NOTE: For more information, view the PIN Handbook.
- Laboratory rotations in three different laboratories stress hands-on experience in a wide variety of state-of-the-art approaches and techniques.
- To better inform rotation-level students about the research opportunities available in the PIN labs, there are a series of informal Professor’s Rounds in the Fall.
- Laboratory rotations and coursework are completed by the end of the third semester in the program, at which point the student will have selected a faculty mentor and thesis laboratory.

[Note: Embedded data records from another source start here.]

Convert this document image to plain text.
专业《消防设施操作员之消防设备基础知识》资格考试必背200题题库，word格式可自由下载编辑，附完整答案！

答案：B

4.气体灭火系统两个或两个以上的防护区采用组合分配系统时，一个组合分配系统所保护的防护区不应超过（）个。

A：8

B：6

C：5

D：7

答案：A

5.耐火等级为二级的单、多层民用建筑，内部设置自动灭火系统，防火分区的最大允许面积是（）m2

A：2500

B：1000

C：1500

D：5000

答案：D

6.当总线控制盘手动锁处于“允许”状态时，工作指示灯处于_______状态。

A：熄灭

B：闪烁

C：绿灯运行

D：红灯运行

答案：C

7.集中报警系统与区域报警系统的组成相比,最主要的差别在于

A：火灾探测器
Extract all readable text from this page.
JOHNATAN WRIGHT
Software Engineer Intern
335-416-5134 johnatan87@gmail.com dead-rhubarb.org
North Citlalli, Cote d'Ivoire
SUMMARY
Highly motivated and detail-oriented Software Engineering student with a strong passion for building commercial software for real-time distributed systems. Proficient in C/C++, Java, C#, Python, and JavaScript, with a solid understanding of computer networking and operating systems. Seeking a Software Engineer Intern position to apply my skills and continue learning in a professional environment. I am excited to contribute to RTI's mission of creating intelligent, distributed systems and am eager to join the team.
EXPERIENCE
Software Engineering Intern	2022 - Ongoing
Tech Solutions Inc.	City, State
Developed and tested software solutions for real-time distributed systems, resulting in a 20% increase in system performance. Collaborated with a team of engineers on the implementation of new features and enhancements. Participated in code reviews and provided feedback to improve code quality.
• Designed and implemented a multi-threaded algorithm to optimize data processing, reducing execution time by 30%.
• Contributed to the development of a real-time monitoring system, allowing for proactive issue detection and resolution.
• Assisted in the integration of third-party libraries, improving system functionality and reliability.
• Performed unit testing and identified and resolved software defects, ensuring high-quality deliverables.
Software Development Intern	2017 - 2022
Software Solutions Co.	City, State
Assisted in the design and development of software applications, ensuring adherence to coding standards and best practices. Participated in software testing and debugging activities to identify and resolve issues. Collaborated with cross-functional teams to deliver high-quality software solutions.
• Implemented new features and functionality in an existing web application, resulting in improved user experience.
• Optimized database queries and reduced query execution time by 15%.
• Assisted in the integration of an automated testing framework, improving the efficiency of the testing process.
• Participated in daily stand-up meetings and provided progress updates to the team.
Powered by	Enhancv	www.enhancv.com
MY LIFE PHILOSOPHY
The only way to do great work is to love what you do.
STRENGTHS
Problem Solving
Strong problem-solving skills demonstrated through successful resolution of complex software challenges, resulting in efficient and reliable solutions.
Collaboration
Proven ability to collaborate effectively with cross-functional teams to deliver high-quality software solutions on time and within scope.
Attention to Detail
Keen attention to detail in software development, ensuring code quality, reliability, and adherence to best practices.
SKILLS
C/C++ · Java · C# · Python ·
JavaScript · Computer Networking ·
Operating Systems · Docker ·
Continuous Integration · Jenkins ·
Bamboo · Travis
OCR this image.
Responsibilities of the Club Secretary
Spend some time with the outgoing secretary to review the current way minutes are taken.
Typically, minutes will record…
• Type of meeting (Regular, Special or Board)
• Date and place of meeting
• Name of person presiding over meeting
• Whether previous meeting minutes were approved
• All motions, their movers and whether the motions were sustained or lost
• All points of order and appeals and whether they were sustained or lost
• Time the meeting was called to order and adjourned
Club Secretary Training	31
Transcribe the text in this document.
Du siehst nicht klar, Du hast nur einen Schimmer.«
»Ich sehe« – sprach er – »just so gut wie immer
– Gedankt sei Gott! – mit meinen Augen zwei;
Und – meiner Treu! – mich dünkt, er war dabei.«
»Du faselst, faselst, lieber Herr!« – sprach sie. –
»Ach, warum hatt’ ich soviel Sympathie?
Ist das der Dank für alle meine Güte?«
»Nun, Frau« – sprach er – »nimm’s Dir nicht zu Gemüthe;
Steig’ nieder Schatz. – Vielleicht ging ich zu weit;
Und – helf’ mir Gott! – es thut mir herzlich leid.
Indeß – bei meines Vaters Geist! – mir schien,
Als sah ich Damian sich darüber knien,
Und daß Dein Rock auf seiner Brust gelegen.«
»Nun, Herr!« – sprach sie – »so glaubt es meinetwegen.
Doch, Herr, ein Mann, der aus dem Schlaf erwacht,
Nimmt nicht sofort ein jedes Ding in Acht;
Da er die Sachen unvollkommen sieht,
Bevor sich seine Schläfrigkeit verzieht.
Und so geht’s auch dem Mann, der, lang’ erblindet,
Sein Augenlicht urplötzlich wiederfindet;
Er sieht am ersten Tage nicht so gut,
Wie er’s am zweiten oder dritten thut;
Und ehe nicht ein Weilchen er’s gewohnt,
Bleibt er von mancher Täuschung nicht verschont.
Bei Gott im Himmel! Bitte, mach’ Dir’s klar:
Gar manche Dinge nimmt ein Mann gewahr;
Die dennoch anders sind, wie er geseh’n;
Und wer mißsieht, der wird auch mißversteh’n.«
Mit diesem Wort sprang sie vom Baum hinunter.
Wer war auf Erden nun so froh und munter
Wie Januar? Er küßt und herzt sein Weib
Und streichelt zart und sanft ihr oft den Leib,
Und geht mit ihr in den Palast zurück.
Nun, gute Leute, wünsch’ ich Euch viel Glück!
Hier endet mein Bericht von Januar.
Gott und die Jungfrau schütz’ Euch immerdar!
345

- The graduate curriculum gives Program in Neuroscience students a broad base of knowledge and is also tailored to meet student’s research interests and career goals.
- Every student is assigned an Advisory Committee which assists the student in choosing electives in addition to the required courses to help design their individual curriculum.
- The first semester core course “Mechanisms in Biomedical Sciences: From Genes to Disease” provides a comprehensive overview of current knowledge in cellular, molecular, and structural biology.
- The content of the first semester core course is supplemented with additional material in Topics in Cellular and Molecular Neuroscience and an Informal Bioethics Course that meets monthly throughout the year.
- Systems and Cognitive Neuroscience and Synaptic Physiology in the Spring 1 semester.
- Biostatistics and the Proseminar Course in the Fall 2 semester plus electives
- Journal Club (regular attendance at a broad-based journal club is required, and students must present at Journal Club at least once during their second year and one more time afterwards.)
- Written and Oral Qualifying exam at the end of the third semester.
- Doctoral Dissertation Thesis Proposal approximately a year after beginning thesis research.
- Doctoral Thesis Defense.
Disclaimer: This website is not a contract and all information is subject to change at any time at the sole discretion of the Program.